Amanda Wills

Amanda Wills

Journalism and technology have always been a natural combination for Amanda Wills (’08). At the age of eight, she taught herself to use her family’s first computer by producing a neighborhood newspaper. Subscriptions were 25 cents a month. “It was a success for a few months,” she remembers. “But my mom shut down the paper when I accidentally exposed an affair between two neighbors.”

Today, Wills isn’t just bringing together the two fields—she’s one of the drivers of their shared evolution.

As the New York–based director of breaking news for CNN Digital, Wills works with breaking news stories as well as live coverage of events like the State of the Union speech and high-profile hearings.

A South Knoxville native who earned a bachelor’s degree with a double major in journalism and electronic media and Spanish, Wills was originally considering a career path in international relations. It was a study abroad experience in Argentina that cemented her desire to be a journalist.

“What I learned while living in Argentina is that it is a privilege to be able to hold the powerful accountable for their actions,” she says. “When I returned, I knew I couldn’t abandon a calling so high.”

While at UT, Wills was editor in chief of Tennessee Journalist, the School of Journalism and Electronic Media’s campus news site. “That was my first true lesson in management,” she says.

Building readership for the site, then in its second year, required a degree of creativity. “This was before news was on Facebook and Twitter. We would literally write ‘Go to TNJN.com for news’ in chalk on sidewalks around campus. We had to be scrappy!” she says.

“This was such a valuable lesson long term because I began my journalism career working in startups, so that same gritty attitude served me well in those environments. And ultimately it made me tougher and prepared me for CNN.”

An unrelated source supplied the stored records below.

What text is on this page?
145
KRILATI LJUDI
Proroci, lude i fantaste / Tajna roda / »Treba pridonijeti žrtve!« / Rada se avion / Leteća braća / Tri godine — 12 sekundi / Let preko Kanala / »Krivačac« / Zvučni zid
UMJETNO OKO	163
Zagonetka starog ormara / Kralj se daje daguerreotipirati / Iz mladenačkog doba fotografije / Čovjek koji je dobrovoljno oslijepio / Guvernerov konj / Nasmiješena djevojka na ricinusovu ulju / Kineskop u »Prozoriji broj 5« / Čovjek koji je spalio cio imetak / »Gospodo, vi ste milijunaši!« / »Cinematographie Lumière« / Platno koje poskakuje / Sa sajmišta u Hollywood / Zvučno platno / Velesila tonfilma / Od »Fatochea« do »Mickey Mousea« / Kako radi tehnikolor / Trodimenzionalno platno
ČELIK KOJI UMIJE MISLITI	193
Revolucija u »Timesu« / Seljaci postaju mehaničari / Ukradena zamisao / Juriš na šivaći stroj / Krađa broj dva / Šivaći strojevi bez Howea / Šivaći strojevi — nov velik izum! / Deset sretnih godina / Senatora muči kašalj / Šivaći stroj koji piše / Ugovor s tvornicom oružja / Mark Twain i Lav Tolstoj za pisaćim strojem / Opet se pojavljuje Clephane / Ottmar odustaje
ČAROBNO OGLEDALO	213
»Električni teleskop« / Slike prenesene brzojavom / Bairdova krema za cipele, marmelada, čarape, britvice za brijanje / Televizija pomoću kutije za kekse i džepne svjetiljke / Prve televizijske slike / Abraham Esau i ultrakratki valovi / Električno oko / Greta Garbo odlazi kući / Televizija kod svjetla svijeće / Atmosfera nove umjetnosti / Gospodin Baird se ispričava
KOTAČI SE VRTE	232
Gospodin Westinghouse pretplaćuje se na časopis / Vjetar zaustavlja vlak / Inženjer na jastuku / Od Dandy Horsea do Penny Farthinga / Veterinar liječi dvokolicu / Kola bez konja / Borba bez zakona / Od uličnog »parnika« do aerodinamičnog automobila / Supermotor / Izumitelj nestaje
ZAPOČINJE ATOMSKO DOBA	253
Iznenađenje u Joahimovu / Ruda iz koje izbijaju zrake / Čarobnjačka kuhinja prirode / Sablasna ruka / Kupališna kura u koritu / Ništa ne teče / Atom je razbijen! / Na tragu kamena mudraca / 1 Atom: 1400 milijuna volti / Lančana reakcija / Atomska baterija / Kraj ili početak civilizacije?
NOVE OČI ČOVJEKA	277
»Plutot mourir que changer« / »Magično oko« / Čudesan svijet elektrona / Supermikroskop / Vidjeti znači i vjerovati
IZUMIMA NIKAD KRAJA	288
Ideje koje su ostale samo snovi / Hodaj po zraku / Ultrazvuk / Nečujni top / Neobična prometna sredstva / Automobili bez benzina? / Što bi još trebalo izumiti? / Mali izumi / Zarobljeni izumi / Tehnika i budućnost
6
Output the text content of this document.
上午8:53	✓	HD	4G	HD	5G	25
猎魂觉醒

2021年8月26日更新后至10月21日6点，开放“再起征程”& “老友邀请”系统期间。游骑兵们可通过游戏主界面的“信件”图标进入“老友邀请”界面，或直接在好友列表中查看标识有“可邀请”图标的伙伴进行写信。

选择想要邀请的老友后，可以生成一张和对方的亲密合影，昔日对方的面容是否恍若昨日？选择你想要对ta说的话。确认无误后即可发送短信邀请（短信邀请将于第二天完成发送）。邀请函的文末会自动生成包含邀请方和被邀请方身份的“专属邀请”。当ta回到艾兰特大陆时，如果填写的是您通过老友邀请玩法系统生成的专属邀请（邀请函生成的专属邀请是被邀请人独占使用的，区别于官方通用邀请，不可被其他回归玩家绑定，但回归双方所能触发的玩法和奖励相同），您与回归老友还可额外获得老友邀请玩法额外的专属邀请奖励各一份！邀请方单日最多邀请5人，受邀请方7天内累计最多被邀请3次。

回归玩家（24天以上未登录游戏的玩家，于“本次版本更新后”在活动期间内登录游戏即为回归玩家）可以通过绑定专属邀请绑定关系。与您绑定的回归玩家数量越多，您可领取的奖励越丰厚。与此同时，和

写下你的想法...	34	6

Receiving the Alex Haley Playboy scholarship, she says, was another formative UT experience, giving her a role at a major magazine during a pivotal time in journalism.

“Yes, I got to work with famous writers and inspiring editors. Yes, I got bylines. Yes, we talked a lot about sex. But those weren’t the lessons. I was able to see a traditional publication thrive on the cusp of an economic downturn, and I was able to see what attitudes were like before that happened. They were hopeful. And I carried that with me through the recession, when I faced layoffs myself. “Not to mention, it got me to New York.”

Her current position comes with the unique challenges of a global news organization. “Your job becomes more than just telling the news,” she says. “You have to navigate the hurdles that come with a big company when you are working on new projects and ways to innovate. You have to figure out who can help you get the story you want or build the team you were put in charge of. But those challenges teach you how to work well with others and establish who you are professionally in your own right.”

Wills embraces the scope of her work—challenges and all—at CNN Digital: “We employ more than 3,000 journalists around the world. That’s a big deal for so many reasons. Our access, our knowledge, our ubiquity amaze me.

“You cannot leave this building without learning something new from someone every day. I couldn’t think of anything more fulfilling than that.”